Im Bild von links: Wolfgang Anger (Vorsitzender des Elisabethenvereins Lülsfeld), Gabriele Triphan (Vorsitzende des Stiftungsbeirats), Angela Heinrich (Kindergartenreferentin der Stadt Volkach), Franz-Josef Jörg (Vorsitzender des Elisabethenvereins Frankenwinheim) Monika Sauer (Kindergartenleiterin Lülsfeld) und Gerhard Böhm (Vorstandsvorsitzender der Raiffeisenbank Frankenwinheim). Im Bild fehlt Lothar Ebert (Vorsitzender Johannisverein Stadelschwarzach)

Zeitungsbericht 4:
Narren trafen auf streitlustigen Gemeinderat (Main-Post vom 24.01.09)
Rathaussturm in Frankenwinheim
– Karnevalsverein Rot-Weiß übernimmt die Amtsgeschäfte.
Die Narren des Karnevalsvereins (KV) Rot-Weiß Frankenwinheim fanden einen streitlustigen Gemeinderat beim Rathaussturm vor. Bürgermeister Robert Finster wollte die Regierungsgeschäfte nur sehr zögerlich aus den Händen geben. Vor dem Rathaus kam es zu einer Schneeballschlacht.
Mit Verstärkung zogen die Karnevalisten durch die Ortschaft zum Sturm auf das Rathaus. Die Karnevalsgesellschaften aus Albertshofen, Dettelbach, Elfershausen und Ebenhausen verstärkten die Narrengilde aus Frankenwinheim.
Unter den Klängen des Spielmannzugs aus Ebenhausen rückte der bunte Zug mit weit über 90 Narren vom Sportheim zum Rathaus vor. Bürgermeister Robert Finster verteidigte mit den Gemeinderäten das Rathaus, gab sich am Ende aber der großen Übermacht geschlagen, so dass Karnevalsvereinspräsident Karl Weikert und Sitzungspräsidentin Elisabeth Stühler schnell das Regierungszepter für die „fünfte Jahreszeit übernahmen.

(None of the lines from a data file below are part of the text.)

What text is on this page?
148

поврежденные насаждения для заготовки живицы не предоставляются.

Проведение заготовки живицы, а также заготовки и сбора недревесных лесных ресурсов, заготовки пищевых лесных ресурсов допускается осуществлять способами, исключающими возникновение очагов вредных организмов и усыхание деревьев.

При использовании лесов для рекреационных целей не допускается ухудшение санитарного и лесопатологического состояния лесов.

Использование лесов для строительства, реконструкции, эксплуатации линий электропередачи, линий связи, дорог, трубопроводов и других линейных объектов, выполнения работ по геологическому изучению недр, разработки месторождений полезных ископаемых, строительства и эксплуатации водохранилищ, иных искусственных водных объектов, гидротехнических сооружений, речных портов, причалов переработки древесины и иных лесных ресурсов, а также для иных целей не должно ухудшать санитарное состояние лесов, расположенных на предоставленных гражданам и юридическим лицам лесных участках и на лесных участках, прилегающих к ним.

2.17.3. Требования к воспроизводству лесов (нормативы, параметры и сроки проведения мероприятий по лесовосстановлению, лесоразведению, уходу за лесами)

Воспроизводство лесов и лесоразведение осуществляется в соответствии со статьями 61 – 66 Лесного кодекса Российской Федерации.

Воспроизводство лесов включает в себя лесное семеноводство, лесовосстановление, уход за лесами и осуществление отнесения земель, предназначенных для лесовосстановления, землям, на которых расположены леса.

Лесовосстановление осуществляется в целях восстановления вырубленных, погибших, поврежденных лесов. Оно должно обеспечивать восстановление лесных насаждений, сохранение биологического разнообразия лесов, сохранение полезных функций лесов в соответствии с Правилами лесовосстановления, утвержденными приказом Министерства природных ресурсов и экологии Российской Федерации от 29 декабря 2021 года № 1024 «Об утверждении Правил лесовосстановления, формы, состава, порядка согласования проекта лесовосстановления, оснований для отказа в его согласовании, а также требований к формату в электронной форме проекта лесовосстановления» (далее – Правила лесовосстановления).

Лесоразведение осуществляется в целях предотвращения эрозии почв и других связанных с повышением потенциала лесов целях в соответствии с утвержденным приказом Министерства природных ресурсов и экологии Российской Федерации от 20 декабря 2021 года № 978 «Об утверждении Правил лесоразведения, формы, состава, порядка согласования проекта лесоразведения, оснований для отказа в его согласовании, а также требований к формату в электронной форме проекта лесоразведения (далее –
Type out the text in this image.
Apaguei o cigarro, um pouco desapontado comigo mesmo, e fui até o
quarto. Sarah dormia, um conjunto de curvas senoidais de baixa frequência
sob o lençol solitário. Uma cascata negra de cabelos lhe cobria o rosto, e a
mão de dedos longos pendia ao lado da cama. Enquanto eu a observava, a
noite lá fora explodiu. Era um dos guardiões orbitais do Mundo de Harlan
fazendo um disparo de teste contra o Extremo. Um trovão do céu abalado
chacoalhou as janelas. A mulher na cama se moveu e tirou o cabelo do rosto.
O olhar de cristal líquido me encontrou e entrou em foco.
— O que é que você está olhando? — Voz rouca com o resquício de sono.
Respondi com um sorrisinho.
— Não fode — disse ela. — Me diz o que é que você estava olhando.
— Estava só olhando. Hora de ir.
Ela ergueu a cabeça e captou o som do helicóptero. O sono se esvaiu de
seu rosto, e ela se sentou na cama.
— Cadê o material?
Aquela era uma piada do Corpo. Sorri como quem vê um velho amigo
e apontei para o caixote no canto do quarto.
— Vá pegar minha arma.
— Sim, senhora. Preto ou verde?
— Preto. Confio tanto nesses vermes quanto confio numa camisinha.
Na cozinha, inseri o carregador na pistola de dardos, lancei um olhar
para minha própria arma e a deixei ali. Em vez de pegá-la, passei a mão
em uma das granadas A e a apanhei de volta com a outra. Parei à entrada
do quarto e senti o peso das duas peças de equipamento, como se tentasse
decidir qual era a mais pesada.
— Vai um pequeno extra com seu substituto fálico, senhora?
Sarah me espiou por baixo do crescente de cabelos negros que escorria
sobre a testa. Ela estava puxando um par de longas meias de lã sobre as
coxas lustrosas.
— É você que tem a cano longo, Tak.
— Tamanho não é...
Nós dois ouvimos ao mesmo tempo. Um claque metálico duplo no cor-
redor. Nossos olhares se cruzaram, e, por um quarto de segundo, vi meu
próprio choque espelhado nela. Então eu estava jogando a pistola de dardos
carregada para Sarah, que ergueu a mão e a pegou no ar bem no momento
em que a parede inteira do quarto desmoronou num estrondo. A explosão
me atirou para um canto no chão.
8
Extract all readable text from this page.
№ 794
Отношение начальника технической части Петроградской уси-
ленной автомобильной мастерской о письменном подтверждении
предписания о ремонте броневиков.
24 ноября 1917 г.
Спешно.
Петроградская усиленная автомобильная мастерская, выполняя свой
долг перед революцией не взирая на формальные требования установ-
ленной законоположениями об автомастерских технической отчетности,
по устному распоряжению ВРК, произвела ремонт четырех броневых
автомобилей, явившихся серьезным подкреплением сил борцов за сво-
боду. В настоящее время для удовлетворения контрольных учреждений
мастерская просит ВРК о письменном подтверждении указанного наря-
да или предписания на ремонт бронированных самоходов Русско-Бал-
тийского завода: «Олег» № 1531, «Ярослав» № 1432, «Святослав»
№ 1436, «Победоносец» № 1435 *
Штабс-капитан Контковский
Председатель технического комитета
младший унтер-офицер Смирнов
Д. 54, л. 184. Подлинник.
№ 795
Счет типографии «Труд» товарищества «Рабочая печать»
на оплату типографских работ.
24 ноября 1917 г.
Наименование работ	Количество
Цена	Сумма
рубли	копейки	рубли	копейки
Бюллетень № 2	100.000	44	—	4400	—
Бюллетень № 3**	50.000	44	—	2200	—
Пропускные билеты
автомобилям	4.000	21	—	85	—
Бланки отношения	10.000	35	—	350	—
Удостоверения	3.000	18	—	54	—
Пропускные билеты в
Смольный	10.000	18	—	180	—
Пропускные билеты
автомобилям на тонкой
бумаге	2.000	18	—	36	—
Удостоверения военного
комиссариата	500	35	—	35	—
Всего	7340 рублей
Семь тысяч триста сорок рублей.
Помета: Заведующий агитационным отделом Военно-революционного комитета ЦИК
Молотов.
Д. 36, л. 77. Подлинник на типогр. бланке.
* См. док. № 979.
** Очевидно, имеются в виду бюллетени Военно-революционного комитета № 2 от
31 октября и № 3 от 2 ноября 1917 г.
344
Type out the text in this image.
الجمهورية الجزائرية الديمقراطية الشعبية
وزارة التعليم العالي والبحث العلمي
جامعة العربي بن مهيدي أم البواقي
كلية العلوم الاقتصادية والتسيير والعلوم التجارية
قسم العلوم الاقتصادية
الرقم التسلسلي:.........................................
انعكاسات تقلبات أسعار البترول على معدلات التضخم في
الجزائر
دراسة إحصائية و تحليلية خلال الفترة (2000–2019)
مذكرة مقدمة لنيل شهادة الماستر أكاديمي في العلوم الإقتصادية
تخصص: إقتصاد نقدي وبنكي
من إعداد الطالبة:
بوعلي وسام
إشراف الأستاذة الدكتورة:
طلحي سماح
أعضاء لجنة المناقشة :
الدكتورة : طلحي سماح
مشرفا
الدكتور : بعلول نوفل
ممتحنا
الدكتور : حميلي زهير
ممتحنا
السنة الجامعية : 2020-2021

Finster wünschte dem KV eine erfolgreiche Faschingssaison mit vielen Höhepunkten und immer Frohsinn bei den zahlreichen Auftritten in Unterfranken.
Nach einem kurzen Umtrunk im Rathaus zog die Narrengilde mit Bürgermeister Robert Finster, den Gemeinderäten und den Senatoren zum Pfarrheim. Hier wurden dann traditionell die Ehrungen verdienter Frankenwinheimer Karnevalisten vorgenommen. Von der Föderation Europäischer Narren Unterfranken (FEN) übernahm Oliver Rehbein aus Kist die Laudatio und überreichte die Orden der FEN.
Den Narr von Europa in Bronze erhielt Christina Schubert für ihren jahrelangen Einsatz durch alle Altersklassen der Garde. Den Narr von Europa in Gold bekam Sabrina Heigele. Auch sie begann bei den Minis ihre Gardelaufbahn und tanzt noch bei den Damen mit. Auch als Trainerin ist sie im Verein aktiv.
Für Unterhaltung sorgten die tänzerischen Einlagen der beiden Tanzmariechen Moesha Hußlein und Sonja Horn sowie die Jugendgarde. Grußworte gab es von den Prinzenpaaren aus Albertshofen und Ebenhausen sowie von den Gesellschaftspräsidenten der anwesenden Gastgesellschaften. Durch den Abend führte Sitzungspräsidentin Elisabeth Stühler. Für die passende Musik sorgten die DJs Alexander Erk und Marcus Dittmann. Am Schluss zeigte der Spielmannszug noch einmal sein Können und erfreute alle Besucher mit fetziger Musik.
Die Prunksitzungen des Karnevalsvereins Rot-Weiß finden am Freitag, 30. Januar, und am 6. Februar, jeweils ab 19.30 Uhr, im Pfarrheim statt. Die Seniorensitzung geht am 7. Februar ab 14 Uhr über die Bühne.